Sea desde la izquierda o desde la derecha el destino de esos liderazgos que ahora se denominan populistas es una y otra vez el mismo: doblegar a las instituciones y las leyes para ponerlas a su servicio personal.
En América Latina hay abundantes experiencias al respecto, varias de las cuales están en pleno desarrollo. Desde México donde el popular Andrés Manuel López Obrador sigue socavando la autoridad del Instituto Nacional Electoral (INE), a Cristina Kirchner en su guerra abierta con la Corte Suprema de Argentina. O en Brasil, donde un políticamente más vulnerable Jair Bolsonaro, que ha sido contenido por el Congreso y el Tribunal Supremo, debería escarmentar con el desenlace que rodea la presidencia de su amigo Trump.
Pero al otro lado del Atlántico, en la civilizada Europa, también hay señales de que la creciente polarización política entre los extremos de la izquierda y la derecha no sólo gana votos en países como Polonia o Hungría, con democracias que no tienen más de 30 años de vida, sino en Francia, Alemania y España, e incluso invade los cuerpos de seguridad.
El año pasado en tres estados alemanes varias decenas de policías fueron suspendidos por compartir propaganda neonazi en sus teléfonos.

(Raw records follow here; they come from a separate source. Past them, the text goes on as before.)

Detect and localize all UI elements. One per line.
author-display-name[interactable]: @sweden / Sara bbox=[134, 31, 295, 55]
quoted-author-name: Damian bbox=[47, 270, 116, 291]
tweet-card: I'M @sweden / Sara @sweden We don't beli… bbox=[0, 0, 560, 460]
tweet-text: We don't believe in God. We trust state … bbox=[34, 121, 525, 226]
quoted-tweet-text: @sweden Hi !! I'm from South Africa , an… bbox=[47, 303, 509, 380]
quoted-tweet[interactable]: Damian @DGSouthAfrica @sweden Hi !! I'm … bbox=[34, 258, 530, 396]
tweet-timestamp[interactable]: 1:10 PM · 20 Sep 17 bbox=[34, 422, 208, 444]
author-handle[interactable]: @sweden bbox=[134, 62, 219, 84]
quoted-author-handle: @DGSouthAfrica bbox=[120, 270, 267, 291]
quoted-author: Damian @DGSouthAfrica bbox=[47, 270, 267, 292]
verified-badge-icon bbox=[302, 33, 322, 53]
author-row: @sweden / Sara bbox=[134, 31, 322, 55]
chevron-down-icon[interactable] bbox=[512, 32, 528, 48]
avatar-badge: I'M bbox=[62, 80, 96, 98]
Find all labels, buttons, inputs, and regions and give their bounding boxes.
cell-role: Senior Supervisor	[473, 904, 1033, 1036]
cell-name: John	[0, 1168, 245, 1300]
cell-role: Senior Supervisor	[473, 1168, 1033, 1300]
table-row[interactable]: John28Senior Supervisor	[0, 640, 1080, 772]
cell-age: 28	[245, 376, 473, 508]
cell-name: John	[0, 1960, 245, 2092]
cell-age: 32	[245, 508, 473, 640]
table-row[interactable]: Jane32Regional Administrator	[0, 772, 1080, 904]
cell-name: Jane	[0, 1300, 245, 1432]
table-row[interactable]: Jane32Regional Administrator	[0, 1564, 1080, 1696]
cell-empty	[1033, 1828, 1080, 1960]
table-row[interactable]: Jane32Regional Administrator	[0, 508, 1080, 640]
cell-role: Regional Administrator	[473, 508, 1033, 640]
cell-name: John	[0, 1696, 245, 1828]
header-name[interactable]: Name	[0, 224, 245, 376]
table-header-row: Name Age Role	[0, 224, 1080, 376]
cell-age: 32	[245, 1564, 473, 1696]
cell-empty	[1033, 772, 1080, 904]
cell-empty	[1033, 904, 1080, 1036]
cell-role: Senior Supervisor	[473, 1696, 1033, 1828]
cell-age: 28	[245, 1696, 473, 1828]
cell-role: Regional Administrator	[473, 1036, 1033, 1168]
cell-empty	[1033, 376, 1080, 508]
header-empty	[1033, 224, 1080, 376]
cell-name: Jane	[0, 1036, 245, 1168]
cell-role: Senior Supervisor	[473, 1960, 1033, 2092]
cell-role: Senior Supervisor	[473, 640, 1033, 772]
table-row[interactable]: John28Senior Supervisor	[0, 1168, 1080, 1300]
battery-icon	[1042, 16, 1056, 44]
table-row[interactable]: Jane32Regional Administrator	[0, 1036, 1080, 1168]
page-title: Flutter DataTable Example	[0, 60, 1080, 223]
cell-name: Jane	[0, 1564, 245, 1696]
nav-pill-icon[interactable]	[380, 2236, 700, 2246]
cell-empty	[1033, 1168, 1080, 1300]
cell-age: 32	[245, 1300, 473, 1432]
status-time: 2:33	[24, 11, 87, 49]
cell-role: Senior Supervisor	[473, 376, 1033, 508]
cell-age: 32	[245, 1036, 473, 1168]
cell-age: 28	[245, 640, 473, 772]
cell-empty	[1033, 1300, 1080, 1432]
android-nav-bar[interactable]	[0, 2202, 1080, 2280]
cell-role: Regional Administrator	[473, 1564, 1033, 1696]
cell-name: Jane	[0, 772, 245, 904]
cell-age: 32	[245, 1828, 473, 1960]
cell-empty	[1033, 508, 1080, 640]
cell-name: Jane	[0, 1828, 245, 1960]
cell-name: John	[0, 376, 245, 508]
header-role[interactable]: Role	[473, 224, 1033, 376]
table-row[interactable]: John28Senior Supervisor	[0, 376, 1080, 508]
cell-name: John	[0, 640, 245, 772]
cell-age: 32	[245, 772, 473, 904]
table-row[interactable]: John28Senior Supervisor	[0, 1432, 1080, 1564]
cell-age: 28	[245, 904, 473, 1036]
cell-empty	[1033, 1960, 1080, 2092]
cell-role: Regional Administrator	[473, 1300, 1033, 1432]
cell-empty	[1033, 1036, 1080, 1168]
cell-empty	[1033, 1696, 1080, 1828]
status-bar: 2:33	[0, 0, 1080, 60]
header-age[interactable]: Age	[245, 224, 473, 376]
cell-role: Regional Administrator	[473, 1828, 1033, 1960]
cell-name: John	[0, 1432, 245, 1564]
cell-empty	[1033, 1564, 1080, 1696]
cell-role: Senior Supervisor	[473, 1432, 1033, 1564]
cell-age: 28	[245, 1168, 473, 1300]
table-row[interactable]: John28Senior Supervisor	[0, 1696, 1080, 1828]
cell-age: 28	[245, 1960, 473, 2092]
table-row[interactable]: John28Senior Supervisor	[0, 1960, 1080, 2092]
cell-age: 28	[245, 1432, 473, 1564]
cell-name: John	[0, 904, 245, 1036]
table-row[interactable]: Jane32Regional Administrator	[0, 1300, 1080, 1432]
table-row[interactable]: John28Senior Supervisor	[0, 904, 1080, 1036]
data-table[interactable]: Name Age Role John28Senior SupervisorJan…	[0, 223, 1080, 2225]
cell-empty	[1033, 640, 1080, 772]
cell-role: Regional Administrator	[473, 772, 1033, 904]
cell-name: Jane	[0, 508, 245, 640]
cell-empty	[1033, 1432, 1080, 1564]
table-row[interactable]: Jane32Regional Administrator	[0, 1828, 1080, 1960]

Y en España acaba de ocurrir un escándalo al darse a conocer el contenido de un chat de WhatsApp de militares retirados con frases amenazadoras y nostalgias franquistas. Esto por no mencionar la persistente campaña por minar el régimen democrático nacido en 1978 por parte de Podemos y ciertos nacionalismos.
No obstante, nada de esto debe sorprender. Las democracias siempre estarán bajo amenaza.
Esta no es la primera crisis institucional que atraviesa Estados Unidos, ni será la última. En su pasado reciente pudo sobreponerse a una sucesión de convulsiones nacionales como el asesinato del presidente John F. Kennedy, la Guerra de Vietnam, la accidentada elección de 1968 y la renuncia de Richard Nixon en 1974, para terminar ganando la Guerra Fría.
Y aunque puede que esta también la supere, es un claro recordatorio de que no hay democracia, por próspera y poderosa que sea, cuyo destino esté garantizado.